# Forum > FPS > Overwatch Exploits|Hacks > Overwatch Chat >  DVa Systems Detected

## Nokokopuffs

Looks like D.Va Systems got hit

----------


## Ko1n!

Yes, this was also mentioned in D.Va's Thread.

----------


## DvASystems

Yes, some users got a ban. Not all. Currently investigating.
However this might be a start of a bigger banwave or just a small one.

----------


## phantom325

> Yes, some users got a ban. Not all. Currently investigating.
> However this might be a start of a bigger banwave or just a small one.


I got banned using OverJoint, so it looks like a much bigger banwave than just a single program.

----------


## DvASystems

> I got banned using OverJoint, so it looks like a much bigger banwave than just a single program.


Seems very plausible as others told me some other cheats got hit today as well.

----------


## tienthanh2929

Lucky since his hack have a lot issues I don't use it anymore , LOL

----------


## powerfetish

bought your cheat and im also banned. can't believe there's no refund i didn't even get to play that much.

----------


## noonetsz

Bans happen ... its your own risk and everybody should know that . Everyone crying for a refund did not understand how it works and should maybe stop using cheats ? ..

----------


## DvASystems

> Bans happen ... its your own risk and everybody should know that . Everyone crying for a refund did not understand how it works and should maybe stop using cheats ? ..


At least you seem to understand that, however the rest don't. Some even forget you can update the cheat.

As for now I pass the torch to Ko1n who I believe has the longest running undetected cheat.
Then the runner up is Zemana.

Good luck boys.

edit: Kefka got hit by the same small banwave.

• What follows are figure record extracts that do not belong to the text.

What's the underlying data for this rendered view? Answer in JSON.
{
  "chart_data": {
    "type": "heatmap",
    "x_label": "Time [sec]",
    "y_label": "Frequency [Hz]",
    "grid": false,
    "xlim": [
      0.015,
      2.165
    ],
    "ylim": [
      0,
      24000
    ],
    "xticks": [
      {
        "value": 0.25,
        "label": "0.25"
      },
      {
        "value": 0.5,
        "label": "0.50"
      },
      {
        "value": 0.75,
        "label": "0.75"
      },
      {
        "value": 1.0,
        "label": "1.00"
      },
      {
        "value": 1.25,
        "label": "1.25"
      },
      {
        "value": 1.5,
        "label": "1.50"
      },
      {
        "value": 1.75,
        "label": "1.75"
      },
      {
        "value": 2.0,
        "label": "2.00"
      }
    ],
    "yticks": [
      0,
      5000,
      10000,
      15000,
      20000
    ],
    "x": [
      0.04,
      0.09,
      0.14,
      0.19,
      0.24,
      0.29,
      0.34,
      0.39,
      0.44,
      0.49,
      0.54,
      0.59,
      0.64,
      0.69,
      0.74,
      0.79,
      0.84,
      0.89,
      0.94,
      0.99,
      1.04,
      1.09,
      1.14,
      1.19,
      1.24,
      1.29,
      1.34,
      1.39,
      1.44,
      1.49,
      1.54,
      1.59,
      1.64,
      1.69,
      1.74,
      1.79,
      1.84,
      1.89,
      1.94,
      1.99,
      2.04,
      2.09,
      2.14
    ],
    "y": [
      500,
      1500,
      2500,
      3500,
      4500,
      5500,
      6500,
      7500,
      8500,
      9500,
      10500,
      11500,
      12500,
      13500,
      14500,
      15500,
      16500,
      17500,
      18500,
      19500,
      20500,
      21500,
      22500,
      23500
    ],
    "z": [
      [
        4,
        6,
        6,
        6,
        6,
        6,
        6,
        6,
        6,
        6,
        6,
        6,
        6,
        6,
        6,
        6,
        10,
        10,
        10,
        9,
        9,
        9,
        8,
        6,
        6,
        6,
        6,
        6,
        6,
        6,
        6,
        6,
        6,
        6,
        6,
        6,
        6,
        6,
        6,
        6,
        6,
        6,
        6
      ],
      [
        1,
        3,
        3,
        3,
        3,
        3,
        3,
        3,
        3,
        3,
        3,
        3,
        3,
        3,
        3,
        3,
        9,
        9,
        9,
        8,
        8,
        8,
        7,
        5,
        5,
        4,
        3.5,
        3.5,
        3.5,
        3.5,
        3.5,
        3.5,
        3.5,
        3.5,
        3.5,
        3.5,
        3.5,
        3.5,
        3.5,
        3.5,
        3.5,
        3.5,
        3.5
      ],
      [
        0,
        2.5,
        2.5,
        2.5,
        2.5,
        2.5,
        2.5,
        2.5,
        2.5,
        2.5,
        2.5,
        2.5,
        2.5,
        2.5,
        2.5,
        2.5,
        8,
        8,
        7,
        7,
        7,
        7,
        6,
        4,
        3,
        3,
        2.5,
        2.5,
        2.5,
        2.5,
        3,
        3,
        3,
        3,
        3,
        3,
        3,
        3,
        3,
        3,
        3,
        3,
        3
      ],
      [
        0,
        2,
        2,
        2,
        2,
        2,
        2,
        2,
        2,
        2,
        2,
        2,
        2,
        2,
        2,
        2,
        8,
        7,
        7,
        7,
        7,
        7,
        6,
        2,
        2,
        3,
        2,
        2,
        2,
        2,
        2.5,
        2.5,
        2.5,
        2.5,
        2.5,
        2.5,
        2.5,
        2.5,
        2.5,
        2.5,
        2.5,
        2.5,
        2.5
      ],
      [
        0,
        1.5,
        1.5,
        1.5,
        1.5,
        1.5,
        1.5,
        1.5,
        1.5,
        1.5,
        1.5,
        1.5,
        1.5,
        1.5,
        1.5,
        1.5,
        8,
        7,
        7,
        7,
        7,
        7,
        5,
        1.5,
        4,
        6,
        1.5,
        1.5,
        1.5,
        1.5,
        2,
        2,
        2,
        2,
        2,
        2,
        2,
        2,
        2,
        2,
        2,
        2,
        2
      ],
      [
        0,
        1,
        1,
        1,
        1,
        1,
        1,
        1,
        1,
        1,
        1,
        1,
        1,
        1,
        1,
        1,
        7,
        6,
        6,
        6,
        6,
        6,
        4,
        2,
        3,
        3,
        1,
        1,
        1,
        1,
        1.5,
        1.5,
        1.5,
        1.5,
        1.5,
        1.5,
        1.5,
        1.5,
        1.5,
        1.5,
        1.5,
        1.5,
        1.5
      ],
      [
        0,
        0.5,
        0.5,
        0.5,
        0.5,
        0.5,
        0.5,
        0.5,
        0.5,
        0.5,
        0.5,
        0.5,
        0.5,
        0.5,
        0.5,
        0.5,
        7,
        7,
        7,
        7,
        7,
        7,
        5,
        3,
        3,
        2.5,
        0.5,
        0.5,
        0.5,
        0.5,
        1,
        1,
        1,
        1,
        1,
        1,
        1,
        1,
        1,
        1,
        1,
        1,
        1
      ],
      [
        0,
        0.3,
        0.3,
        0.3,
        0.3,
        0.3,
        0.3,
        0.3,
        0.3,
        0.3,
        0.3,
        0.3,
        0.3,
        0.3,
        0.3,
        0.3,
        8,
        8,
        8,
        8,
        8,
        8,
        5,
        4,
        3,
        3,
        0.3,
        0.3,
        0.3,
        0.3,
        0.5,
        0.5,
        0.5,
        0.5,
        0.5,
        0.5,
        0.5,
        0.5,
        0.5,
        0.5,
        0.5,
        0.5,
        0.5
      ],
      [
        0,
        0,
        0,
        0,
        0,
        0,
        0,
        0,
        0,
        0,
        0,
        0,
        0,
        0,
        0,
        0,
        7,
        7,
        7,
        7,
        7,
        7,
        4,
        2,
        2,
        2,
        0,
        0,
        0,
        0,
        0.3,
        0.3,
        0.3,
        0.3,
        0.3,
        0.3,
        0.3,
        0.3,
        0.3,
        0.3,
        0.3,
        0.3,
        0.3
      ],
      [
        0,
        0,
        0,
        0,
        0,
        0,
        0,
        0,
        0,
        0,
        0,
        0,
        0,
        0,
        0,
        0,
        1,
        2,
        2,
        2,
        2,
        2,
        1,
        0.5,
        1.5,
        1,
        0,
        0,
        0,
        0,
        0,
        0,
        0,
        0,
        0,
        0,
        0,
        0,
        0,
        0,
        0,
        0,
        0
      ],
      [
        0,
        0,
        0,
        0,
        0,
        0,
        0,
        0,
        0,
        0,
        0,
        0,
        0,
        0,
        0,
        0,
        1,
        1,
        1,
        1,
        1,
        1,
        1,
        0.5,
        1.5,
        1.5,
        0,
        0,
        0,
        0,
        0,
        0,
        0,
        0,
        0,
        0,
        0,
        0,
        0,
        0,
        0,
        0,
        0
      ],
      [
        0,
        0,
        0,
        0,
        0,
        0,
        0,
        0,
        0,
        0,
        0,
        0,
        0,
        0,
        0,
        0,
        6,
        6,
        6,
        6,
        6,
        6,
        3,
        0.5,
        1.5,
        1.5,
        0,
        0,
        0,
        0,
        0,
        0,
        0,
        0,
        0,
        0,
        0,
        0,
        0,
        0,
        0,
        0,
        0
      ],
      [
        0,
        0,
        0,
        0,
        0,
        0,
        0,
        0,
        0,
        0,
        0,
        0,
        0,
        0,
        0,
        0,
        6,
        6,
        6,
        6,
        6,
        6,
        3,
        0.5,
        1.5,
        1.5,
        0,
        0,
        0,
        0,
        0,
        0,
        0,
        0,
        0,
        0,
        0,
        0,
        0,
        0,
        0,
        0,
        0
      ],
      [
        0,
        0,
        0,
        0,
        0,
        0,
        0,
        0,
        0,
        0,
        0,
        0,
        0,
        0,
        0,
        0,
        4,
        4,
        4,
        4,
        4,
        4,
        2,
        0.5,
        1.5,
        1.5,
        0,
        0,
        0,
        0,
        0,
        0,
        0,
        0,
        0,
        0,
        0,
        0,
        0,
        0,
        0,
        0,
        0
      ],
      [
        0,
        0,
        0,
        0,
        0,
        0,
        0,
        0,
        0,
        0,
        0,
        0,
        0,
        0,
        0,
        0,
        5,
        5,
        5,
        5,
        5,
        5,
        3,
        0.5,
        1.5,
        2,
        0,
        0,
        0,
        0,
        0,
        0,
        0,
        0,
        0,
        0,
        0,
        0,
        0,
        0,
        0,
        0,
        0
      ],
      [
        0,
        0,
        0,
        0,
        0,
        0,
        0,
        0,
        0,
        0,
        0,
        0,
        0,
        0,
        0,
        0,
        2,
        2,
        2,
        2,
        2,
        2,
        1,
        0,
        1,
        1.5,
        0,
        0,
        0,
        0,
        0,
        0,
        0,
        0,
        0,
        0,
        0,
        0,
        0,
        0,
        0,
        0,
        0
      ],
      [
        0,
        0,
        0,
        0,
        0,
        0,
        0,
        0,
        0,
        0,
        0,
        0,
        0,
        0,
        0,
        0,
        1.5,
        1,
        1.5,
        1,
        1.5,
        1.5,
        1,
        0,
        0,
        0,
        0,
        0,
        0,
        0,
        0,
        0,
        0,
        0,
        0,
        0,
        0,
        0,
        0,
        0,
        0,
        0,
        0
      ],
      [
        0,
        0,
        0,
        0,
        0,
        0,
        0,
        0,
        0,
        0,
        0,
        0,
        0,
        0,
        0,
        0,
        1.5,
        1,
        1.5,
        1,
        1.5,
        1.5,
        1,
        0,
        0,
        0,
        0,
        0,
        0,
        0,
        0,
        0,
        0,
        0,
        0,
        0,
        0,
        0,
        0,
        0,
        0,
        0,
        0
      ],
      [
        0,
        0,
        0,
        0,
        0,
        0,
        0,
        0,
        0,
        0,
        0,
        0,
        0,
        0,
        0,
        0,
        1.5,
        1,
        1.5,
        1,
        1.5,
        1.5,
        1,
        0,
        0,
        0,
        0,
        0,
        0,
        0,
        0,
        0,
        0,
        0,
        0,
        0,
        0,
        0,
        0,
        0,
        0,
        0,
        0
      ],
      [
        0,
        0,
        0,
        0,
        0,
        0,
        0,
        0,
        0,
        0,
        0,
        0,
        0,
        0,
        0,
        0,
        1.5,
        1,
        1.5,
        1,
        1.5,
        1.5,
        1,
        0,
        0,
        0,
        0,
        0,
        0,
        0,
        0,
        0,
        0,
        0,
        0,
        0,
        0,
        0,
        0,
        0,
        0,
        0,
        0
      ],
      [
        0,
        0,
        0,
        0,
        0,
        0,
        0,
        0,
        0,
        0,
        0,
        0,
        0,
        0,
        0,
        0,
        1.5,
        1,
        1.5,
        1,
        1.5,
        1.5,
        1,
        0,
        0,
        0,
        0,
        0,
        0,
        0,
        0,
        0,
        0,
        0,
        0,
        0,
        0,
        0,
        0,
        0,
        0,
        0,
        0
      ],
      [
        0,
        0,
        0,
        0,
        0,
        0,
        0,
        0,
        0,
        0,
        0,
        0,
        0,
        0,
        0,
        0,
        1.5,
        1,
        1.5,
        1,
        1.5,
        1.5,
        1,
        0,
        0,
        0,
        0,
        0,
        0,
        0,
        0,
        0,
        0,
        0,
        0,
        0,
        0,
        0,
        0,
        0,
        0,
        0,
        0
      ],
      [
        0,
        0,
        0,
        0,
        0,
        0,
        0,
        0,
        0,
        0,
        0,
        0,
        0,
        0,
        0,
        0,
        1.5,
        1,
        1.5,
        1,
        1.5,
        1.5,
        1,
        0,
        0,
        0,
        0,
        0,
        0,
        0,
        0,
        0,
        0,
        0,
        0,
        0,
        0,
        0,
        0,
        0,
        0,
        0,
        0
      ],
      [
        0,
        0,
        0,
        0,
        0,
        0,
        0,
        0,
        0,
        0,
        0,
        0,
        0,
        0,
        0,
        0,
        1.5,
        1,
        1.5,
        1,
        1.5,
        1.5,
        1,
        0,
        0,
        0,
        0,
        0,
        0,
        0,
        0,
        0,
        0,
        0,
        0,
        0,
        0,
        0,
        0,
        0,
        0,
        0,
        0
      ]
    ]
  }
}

Note it's not all users getting banned, just a select few as there's always a risk.

----------


## Nokokopuffs

Looks like Blizzard truly isn't messing around in regards to cheating in OW. Do you think they'll keep up their zealous stance & keep fighting it or let up in due time like Valve did with CSGO?

----------


## mankey1337

It will always be a cat and mouse game with cheat providers and their games. Valve has also not given up their game making millions of dollars. Valve likes to do ban waves by the thousands aka ban whomever gets flagged. This Overwatch ban wave seems to either be banning small amounts here and there or just manual bans from user reports. My guess might just be user reports but honestly we will see within the week to see if that is true. I sugguest not using any cheat for a couple of days just to see the outcome of this weird "ban wave" that is occuring.

----------